Late Saturday morning, Ron Holmes drove off in his new van from a New Jersey dealership. After driving 250 miles yesterday from his home in Maryland, he was afraid he'd missed out on trading in his clunker, a 1995 Chevy van. But it all worked out, reports CBS News correspondent Randall Pinkston.
Holmes discount will amount to about $7,000, and that includes $3,500 from the Car Allowance Rebate System, known as Cash for Clunkers.
Its success was a major surprise.
"We sold nine cars since the program started," said Kamil Askhar, the general manager of Englewood Chevrolet. "That's within a week."
The $1 billion program, launched nine days ago, was supposed to last until November. Then on Thursday - a scare - reports the money had run out in just one week, making dealers like Ashkar very nervous.
"I'm not going to sell the car based on Cash for Clunkers unless I know I was guaranteed the money," Ashkar said. "There is no way the dealership can have $3,500 to $4,500 loss on a sale."
The White House guarantees the program at least through the weekend, so Ashkar is continuing to provide the clunker discount.
Saturday morning, Transportation Secretary Ray LaHood sought to reassure dealers and prospective car buyers that the plan would continue.
"No one should worry," LaHood said. "Go out and buy a car."
Analysts believe the Senate will have to follow the House's lead and guarantee the additional $2 billion to continue the program.
"The valid deals that are on the table right now I think the government will fund, because otherwise, they're leaving the dealership holding the bag," said Rebecca Lindland, an automotive industry analyst with HIS Global Insight.
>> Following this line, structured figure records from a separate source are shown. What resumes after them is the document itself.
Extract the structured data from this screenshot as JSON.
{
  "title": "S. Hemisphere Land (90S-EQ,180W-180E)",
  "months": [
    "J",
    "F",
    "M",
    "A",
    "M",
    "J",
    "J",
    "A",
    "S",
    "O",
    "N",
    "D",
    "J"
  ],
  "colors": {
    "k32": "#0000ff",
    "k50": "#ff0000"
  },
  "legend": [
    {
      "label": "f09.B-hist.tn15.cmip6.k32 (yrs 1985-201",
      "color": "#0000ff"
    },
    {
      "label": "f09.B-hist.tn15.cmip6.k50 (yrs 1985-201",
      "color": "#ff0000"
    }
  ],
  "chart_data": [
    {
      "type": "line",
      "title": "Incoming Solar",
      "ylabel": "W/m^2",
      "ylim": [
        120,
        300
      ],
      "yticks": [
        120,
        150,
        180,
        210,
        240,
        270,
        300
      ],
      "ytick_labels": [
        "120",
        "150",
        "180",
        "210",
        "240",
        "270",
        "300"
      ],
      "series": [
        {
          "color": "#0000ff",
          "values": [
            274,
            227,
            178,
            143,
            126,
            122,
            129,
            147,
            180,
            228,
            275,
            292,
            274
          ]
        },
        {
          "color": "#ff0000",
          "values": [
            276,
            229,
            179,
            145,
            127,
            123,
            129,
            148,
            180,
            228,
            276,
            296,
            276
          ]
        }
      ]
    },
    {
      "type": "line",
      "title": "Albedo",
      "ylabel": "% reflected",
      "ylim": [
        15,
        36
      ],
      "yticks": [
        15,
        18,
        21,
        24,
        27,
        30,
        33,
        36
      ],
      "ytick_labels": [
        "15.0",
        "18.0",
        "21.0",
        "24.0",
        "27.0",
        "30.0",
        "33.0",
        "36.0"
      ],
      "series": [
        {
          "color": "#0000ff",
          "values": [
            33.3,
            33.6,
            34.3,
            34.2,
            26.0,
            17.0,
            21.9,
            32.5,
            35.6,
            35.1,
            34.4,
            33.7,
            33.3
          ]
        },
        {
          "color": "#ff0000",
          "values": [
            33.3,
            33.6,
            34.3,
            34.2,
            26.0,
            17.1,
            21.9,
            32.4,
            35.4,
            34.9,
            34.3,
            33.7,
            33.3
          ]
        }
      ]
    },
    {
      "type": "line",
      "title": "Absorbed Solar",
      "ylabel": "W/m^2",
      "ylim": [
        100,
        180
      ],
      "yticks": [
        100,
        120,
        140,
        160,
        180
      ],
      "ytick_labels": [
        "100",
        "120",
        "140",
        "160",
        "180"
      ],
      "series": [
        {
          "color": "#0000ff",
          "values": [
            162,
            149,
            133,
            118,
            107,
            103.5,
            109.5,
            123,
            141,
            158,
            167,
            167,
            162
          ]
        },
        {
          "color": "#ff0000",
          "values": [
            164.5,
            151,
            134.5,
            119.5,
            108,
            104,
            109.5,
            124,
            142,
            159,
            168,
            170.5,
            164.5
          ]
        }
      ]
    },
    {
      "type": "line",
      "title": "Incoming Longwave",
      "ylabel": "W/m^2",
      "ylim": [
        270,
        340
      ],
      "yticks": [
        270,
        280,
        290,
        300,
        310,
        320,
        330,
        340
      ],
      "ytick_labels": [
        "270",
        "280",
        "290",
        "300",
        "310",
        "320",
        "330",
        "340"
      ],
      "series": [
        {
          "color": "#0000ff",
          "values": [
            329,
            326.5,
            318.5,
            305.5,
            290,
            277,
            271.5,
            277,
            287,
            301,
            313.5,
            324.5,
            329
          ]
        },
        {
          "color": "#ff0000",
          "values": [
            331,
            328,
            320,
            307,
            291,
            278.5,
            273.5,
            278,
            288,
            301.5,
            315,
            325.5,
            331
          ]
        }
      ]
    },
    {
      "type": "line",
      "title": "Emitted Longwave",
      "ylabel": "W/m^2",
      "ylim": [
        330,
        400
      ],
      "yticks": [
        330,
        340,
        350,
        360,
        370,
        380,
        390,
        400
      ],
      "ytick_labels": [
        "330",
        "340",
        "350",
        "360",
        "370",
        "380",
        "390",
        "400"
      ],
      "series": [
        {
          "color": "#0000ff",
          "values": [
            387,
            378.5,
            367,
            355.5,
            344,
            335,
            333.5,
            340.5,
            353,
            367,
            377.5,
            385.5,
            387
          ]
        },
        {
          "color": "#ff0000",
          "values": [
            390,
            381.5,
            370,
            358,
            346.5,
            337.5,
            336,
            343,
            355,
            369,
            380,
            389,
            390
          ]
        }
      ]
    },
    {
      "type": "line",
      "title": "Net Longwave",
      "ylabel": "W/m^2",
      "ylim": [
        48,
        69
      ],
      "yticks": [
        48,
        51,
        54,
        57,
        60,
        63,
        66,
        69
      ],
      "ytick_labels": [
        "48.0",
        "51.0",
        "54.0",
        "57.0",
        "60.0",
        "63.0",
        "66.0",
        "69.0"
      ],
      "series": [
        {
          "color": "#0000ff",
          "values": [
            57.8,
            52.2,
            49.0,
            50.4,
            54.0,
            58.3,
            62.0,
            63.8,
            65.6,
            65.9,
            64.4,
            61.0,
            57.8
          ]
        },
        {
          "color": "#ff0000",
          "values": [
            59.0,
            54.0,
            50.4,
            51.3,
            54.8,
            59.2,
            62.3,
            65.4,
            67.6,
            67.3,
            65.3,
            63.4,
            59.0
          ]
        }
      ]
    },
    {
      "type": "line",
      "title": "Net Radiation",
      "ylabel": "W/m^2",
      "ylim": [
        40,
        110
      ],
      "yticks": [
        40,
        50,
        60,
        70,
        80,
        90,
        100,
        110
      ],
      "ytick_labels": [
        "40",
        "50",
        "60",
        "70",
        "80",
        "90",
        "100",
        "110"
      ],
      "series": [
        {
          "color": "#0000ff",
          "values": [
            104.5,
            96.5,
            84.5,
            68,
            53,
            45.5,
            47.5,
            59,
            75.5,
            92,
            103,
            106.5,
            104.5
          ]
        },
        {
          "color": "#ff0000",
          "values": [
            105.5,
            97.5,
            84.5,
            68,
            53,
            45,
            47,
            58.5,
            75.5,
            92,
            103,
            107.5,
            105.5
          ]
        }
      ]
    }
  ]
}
While dealers like the program, they don't like the 136-page rulebook and a constantly-crashing Web site that dealers must use to register clunkers and get the government reimbursement. But there are no complaints about the ability to bring in more potential buyers.
"If there was no Cash for Clunkers program, would you be doing this trade in?" Pinkston asked Holmes.
"No, not today," Holmes said.
And no complaints from junkyard owners, who get the old cars from the dealers after the engines have been disabled.
"It's double the business," said Ed Malone with Brookfield Resource Management. "We're getting a lot more cars in. It's good for my business."
The government isn't sure yet whether the first billion has actually been spent yet. But if it has, it means the additional $2 billion Congress is expected to appropriate could be gone in less than a month.